FAccT grew out of a series of workshops beginning in 2014 called FAT/ML. I was at the first FAT/ML in Montreal associated with NeurIPS 2014, and it was a very small satellite event, with perhaps just 30 or so people attending. It's been astonishing to see the growth of the subfield since then, now as a separate conference with between 500 to 800 attendees yearly. One of the things I've appreciated about how the field has grown is its interdisciplinarity, with contributors from computer science as well as law, philosophy, sociology, and many other fields. Now that the field is more than a decade old, there are also researchers who identify FAccT as their home domain and conference, and whose work is characterized by this interdisciplinarity. Additionally, it's been wonderful to see the policy impact of the field and the way FAccT has helped to shift the narrative from assumed neutrality and acceptance of technology (and especially AI) to a broader public understanding that we need to proactively take steps to ensure these technologies work as we want them to.
Emerging AI technologies, including intelligent chatbots, have burst onto the scene. How will these more recent technologies present new challenges to AI responsibility efforts?
I believe that most of the earlier work on responsible AI carries over to today's chatbots and other large AI systems. The same needs for fairness, accountability, and transparency apply, as do many of the same difficulties of the opacity of these systems. One thing that is somewhat different is that it's harder for academic researchers to intervene directly in the training process of these systems. Instead, there's been a growth in important work on auditing as well as modifications to open models post training.

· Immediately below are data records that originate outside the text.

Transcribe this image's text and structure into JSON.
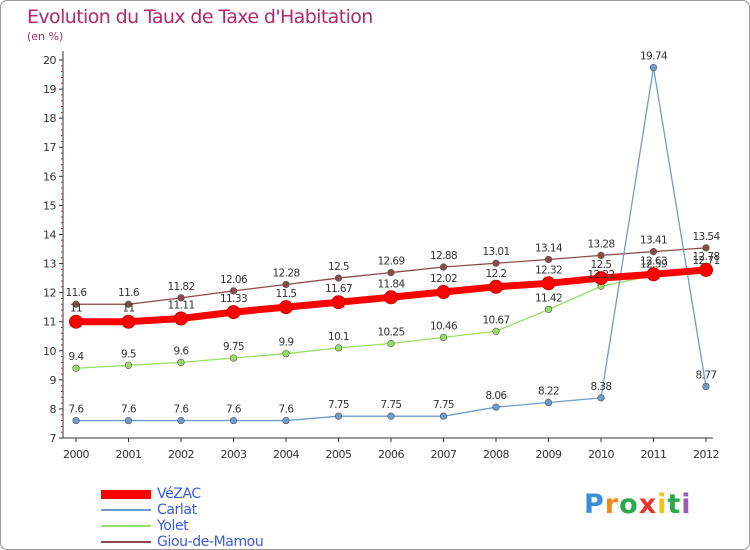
{
  "chart_data": {
    "type": "line",
    "title": "Evolution du Taux de Taxe d'Habitation",
    "unit_label": "(en %)",
    "categories": [
      "2000",
      "2001",
      "2002",
      "2003",
      "2004",
      "2005",
      "2006",
      "2007",
      "2008",
      "2009",
      "2010",
      "2011",
      "2012"
    ],
    "ylim": [
      7,
      20
    ],
    "yticks": [
      "7",
      "8",
      "9",
      "10",
      "11",
      "12",
      "13",
      "14",
      "15",
      "16",
      "17",
      "18",
      "19",
      "20"
    ],
    "grid": false,
    "legend_position": "bottom-left",
    "series": [
      {
        "name": "VéZAC",
        "color": "#ff0000",
        "width": 7,
        "values": [
          11,
          11,
          11.11,
          11.33,
          11.5,
          11.67,
          11.84,
          12.02,
          12.2,
          12.32,
          12.5,
          12.63,
          12.78
        ],
        "labels": [
          "11",
          "11",
          "11.11",
          "11.33",
          "11.5",
          "11.67",
          "11.84",
          "12.02",
          "12.2",
          "12.32",
          "12.5",
          "12.63",
          "12.78"
        ]
      },
      {
        "name": "Carlat",
        "color": "#6f9ccc",
        "width": 1.3,
        "values": [
          7.6,
          7.6,
          7.6,
          7.6,
          7.6,
          7.75,
          7.75,
          7.75,
          8.06,
          8.22,
          8.38,
          19.74,
          8.77
        ],
        "labels": [
          "7.6",
          "7.6",
          "7.6",
          "7.6",
          "7.6",
          "7.75",
          "7.75",
          "7.75",
          "8.06",
          "8.22",
          "8.38",
          "19.74",
          "8.77"
        ]
      },
      {
        "name": "Yolet",
        "color": "#99dd66",
        "width": 1.3,
        "values": [
          9.4,
          9.5,
          9.6,
          9.75,
          9.9,
          10.1,
          10.25,
          10.46,
          10.67,
          11.42,
          12.22,
          12.59,
          12.71
        ],
        "labels": [
          "9.4",
          "9.5",
          "9.6",
          "9.75",
          "9.9",
          "10.1",
          "10.25",
          "10.46",
          "10.67",
          "11.42",
          "12.22",
          "12.59",
          "12.71"
        ]
      },
      {
        "name": "Giou-de-Mamou",
        "color": "#8b4a4a",
        "width": 1.3,
        "values": [
          11.6,
          11.6,
          11.82,
          12.06,
          12.28,
          12.5,
          12.69,
          12.88,
          13.01,
          13.14,
          13.28,
          13.41,
          13.54
        ],
        "labels": [
          "11.6",
          "11.6",
          "11.82",
          "12.06",
          "12.28",
          "12.5",
          "12.69",
          "12.88",
          "13.01",
          "13.14",
          "13.28",
          "13.41",
          "13.54"
        ]
      }
    ]
  },
  "brand": {
    "letters": [
      "P",
      "r",
      "o",
      "x",
      "i",
      "t",
      "i"
    ],
    "colors": [
      "#3a8fd6",
      "#f08a1c",
      "#2ba84a",
      "#e6372e",
      "#f3c21b",
      "#2ba84a",
      "#9b5bb5"
    ]
  }
}
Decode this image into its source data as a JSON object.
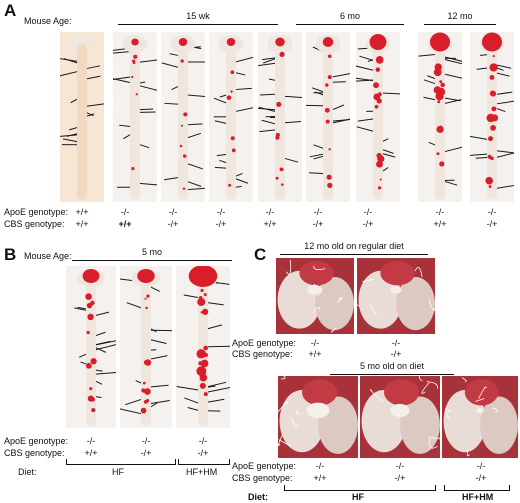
{
  "panels": {
    "a": "A",
    "b": "B",
    "c": "C"
  },
  "panel_a": {
    "mouse_age_label": "Mouse Age:",
    "groups": [
      "15 wk",
      "6 mo",
      "12 mo"
    ],
    "apoe_label": "ApoE genotype:",
    "cbs_label": "CBS genotype:",
    "apoe": [
      "+/+",
      "-/-",
      "-/-",
      "-/-",
      "-/-",
      "-/-",
      "-/-",
      "-/-",
      "-/-"
    ],
    "cbs": [
      "+/+",
      "+/+",
      "-/+",
      "-/+",
      "+/+",
      "-/+",
      "-/+",
      "+/+",
      "-/+"
    ]
  },
  "panel_b": {
    "mouse_age_label": "Mouse Age:",
    "group": "5 mo",
    "apoe_label": "ApoE genotype:",
    "cbs_label": "CBS genotype:",
    "apoe": [
      "-/-",
      "-/-",
      "-/-"
    ],
    "cbs": [
      "+/+",
      "-/+",
      "-/+"
    ],
    "diet_label": "Diet:",
    "diets": [
      "HF",
      "HF+HM"
    ]
  },
  "panel_c": {
    "top_title": "12 mo  old on regular diet",
    "top_apoe_label": "ApoE genotype:",
    "top_cbs_label": "CBS genotype:",
    "top_apoe": [
      "-/-",
      "-/-"
    ],
    "top_cbs": [
      "+/+",
      "-/+"
    ],
    "bottom_title": "5 mo  old on diet",
    "bottom_apoe_label": "ApoE genotype:",
    "bottom_cbs_label": "CBS genotype:",
    "bottom_apoe": [
      "-/-",
      "-/-",
      "-/-"
    ],
    "bottom_cbs": [
      "+/+",
      "-/+",
      "-/+"
    ],
    "diet_label": "Diet:",
    "diets": [
      "HF",
      "HF+HM"
    ]
  },
  "colors": {
    "tissue": "#efe6e0",
    "lesion": "#d81e2a",
    "background_photo": "#f4f1ee",
    "whisker": "#1a1a1a"
  }
}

As the recently appointed Chair of USTPC, what are a few pressing policy issues you anticipate working on with your fellow committee members?
AI is of course on everyone's mind lately, and it's a useful place for USTPC members to lend our expertise. But there are important and current issues across the interests and expertise of committee members. For example, government use of technology is changing rapidly in recent years, and it's important that those changes are grounded in the reality of what technology can and cannot do. Privacy and surveillance concerns are also on the rise with the increased prevalence of security cameras and facial recognition, and cybersecurity needs are ever increasing. In addition to continuing committee work on these topics of long-term interest, I hope we can expand to also consider the environmental impact of computing. As data centers are being built across the country and the associated energy and water needs are straining local communities, it's important for ACM to weigh in on these real-world impacts.
Sorelle Friedler is the Shibulal Family Professor of Computer Science at Haverford College and a Nonresident Senior Fellow at the Brookings Institution. The core focus of her work is the fairness, accountability and transparency of machine learning. During her tenure as Assistant Director for Data and Democracy in the White Office of Science and Technology Policy, she co-authored the Blueprint for an AI Bill of Rights.
Friedler was also a co-founder of the ACM Conference on Fairness, Accountability and Transparency (ACM FAccT), and was recently named Chair of the ACM US Technology Committee (USTPC). USTPC comprises more than 170 members and serves as the focal point for ACM's interaction with the US government, the computing community, and the public on policy matters.